On this journey of faith with the kingdom my goal
There is one thing I learned above all:
God wants me to be the best me I can be;
He will lift me up if I should fall.
I can better love others by first loving God,
And accept my own weakness as well.
When the spirit came into my life and my heart,
I found joy that no hate can dispell.
I found hope for a future in life and in death,
And the courage to stand up for right;
To walk in the steps that our Lord Jesus trod,
To not fear the darkness of night.
I made my mistakes as I reached out and tried;
I stubled as I learned to walk.
I met with defeat and with selfish esteem
And intolerant people who balk.
But the joy was so great and the peace so serene
When the spirit of God filled my cup,
That the cares of the world kept their own proper place.
Oh, God, help your child to grow up.

God, help me keep growing in your special way;
May my life always be something grand.
I accept the high price of your kingdom, oh Lord,
And on this I shall make my stand.
Teach me patience and hope; let me grow in your love;
Help me spread your good news to all men.

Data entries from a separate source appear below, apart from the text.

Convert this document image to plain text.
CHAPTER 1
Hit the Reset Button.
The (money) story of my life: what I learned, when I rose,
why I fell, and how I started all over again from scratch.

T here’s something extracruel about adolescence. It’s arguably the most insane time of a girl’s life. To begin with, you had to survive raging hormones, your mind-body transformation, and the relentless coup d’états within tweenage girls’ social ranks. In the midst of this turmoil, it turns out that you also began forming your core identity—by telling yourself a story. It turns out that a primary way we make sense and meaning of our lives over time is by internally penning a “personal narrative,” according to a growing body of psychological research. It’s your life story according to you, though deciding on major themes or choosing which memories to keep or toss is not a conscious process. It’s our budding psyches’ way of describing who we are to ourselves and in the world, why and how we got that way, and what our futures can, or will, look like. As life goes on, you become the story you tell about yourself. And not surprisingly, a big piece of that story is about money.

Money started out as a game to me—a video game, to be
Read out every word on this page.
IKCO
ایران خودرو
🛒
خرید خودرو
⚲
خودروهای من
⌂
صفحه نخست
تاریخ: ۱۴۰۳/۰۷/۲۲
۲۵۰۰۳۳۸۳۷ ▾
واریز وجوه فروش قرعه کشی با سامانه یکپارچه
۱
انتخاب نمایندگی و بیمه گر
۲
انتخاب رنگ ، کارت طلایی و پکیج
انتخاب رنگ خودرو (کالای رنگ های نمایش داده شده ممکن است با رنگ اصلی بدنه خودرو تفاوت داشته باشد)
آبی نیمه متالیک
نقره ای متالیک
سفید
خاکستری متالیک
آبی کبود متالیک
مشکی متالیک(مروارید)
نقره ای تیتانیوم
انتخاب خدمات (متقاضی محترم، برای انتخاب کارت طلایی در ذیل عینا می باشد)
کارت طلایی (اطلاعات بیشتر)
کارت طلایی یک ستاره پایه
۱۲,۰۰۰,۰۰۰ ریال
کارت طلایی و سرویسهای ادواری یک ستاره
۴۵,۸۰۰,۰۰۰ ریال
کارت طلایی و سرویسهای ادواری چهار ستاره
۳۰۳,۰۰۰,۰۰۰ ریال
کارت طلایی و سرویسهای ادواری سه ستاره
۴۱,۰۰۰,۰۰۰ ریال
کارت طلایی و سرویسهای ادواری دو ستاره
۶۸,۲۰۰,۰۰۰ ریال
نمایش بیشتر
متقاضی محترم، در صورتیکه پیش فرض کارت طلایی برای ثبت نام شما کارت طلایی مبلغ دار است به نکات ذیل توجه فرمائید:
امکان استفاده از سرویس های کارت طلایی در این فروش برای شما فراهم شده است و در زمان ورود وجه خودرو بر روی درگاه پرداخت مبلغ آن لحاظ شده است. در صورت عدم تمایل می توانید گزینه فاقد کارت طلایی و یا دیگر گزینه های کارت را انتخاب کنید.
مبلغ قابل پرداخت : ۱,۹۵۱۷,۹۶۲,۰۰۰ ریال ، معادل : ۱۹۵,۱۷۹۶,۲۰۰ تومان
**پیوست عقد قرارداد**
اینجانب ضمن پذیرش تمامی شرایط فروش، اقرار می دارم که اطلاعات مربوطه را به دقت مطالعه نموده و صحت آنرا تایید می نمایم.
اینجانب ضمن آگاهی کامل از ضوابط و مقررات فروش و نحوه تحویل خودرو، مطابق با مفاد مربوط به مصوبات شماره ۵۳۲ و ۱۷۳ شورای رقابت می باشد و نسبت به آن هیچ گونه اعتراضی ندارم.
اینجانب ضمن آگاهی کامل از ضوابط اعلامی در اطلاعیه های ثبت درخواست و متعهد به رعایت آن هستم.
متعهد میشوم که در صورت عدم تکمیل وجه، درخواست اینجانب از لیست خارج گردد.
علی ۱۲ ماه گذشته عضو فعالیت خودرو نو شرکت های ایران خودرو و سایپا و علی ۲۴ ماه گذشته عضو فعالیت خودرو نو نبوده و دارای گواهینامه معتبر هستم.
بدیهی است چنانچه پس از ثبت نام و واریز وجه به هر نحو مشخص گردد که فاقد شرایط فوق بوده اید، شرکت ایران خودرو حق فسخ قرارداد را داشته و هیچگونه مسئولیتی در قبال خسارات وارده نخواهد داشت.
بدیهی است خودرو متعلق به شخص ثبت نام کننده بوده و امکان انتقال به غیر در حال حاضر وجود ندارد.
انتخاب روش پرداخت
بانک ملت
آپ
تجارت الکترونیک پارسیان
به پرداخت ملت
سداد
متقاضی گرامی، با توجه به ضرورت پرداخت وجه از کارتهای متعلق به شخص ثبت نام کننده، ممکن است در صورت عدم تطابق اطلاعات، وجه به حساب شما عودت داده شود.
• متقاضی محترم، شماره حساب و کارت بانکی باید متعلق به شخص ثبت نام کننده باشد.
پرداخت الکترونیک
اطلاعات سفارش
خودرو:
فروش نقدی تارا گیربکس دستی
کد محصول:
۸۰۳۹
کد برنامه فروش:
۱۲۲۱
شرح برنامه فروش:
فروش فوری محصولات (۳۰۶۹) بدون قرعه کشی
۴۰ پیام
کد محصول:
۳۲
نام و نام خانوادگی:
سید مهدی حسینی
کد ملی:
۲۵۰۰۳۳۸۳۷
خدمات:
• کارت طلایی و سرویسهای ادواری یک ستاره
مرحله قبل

Let me never lose sight of the wonder of youth,
And the newness of each dawn again.
Help me grow in forgiveness without being asked;
Make me gentle and helpful and kind.
Teach me respect for all women and men;
Let me seek, and please help me find.
Let me laugh at myself and be always just me;
Let me leave the world one small bit better;
Help me guide someone else to new meaning in life,
Let me break cruel reluctance's fetter.
Let me grow as a person in your holy light,
Let me never tear down, but build up.
Make me your minister, healer and child.
Oh, God, help your child to grow up.